Recursion causing uninitialized memory reads leading to a segfault

[clayton-shopify]

Dinko Galetic and Denis Kasak reported the following (via https://hackerone.com/dgaletic):

---

The following code produces a segfault without causing a stack overflow, affecting the sandbox:

def fn(n)
    return
    ensure
        if n == 0
    else fn(n-1)
    end
end
fn(24)

When the n parameter is less than 24, there is no segfault.
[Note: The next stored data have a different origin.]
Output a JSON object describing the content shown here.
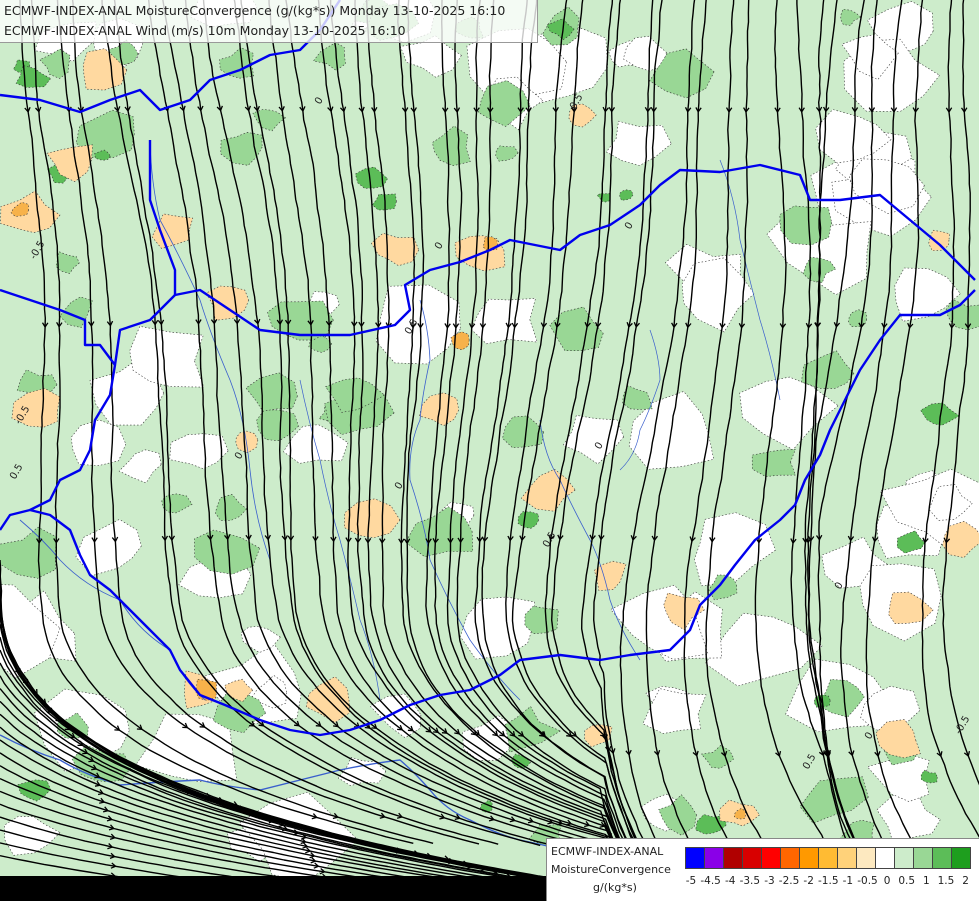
{
  "header": {
    "line1": "ECMWF-INDEX-ANAL MoistureConvergence (g/(kg*s)) Monday 13-10-2025 16:10",
    "line2": "ECMWF-INDEX-ANAL Wind (m/s) 10m Monday 13-10-2025 16:10"
  },
  "legend": {
    "model": "ECMWF-INDEX-ANAL",
    "parameter": "MoistureConvergence",
    "unit": "g/(kg*s)",
    "ticks": [
      "-5",
      "-4.5",
      "-4",
      "-3.5",
      "-3",
      "-2.5",
      "-2",
      "-1.5",
      "-1",
      "-0.5",
      "0",
      "0.5",
      "1",
      "1.5",
      "2"
    ],
    "colors": [
      "#0000ff",
      "#8a00e8",
      "#b00000",
      "#d80000",
      "#ff0000",
      "#ff6600",
      "#ff9900",
      "#ffbb33",
      "#ffd27a",
      "#fde9c0",
      "#ffffff",
      "#cdeccb",
      "#99d795",
      "#5cbd58",
      "#1e9e1e"
    ]
  },
  "map": {
    "contour_labels": [
      "0",
      "0",
      "0.5",
      "-0.5",
      "0",
      "0",
      "0.5",
      "0",
      "-0.5",
      "0",
      "0.5",
      "0",
      "0.5",
      "-0.5",
      "0",
      "0.5"
    ],
    "colors": {
      "border": "#0000ee",
      "river": "#3a5fcd",
      "streamline": "#000000",
      "convergence_light": "#cdeccb",
      "convergence_mid": "#99d795",
      "convergence_strong": "#5cbd58",
      "divergence_light": "#ffd9a0",
      "divergence_mid": "#f7b24a"
    }
  }
}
However,
investigating with a memory sanitizer shows that uninitialized read errors
start to happen when n >= 15. The uninitialized read happens at the following
location in vm.c (with the relevant line marked):

1701         cipop(mrb);
1702         acc = ci->acc;  [***]
1703         mrb->c->stack = ci->stackent;

The issue seems to be in using the ci data after the call to cipop. The following patch stops the read errors and segfaults, and passes make test:

diff --git a/src/vm.c b/src/vm.c
index 9684dab..66fb692 100644
--- a/src/vm.c
+++ b/src/vm.c
@@ -1698,9 +1698,10 @@ RETRY_TRY_BLOCK:
           mrb->jmp = prev_jmp;
           return v;
         }
-        cipop(mrb);
+        ci = mrb->c->ci;
         acc = ci->acc;
         mrb->c->stack = ci->stackent;
+        cipop(mrb);
         if (acc == CI_ACC_SKIP) {
           mrb->jmp = prev_jmp;
           return v;

Update:

If the above POC doesn't crash the sandbox reliably, try increasing the n parameter (it crashes for me with n = 30). Also, a small correction: the memory errors and segfault are caused by holding onto the old mrb->c->ci pointer in the ci variable after the calls to ecall which sometimes reallocate into a different block. The call to cipop needed to be moved so the fix can work because cipop modifies mrb->c->ci.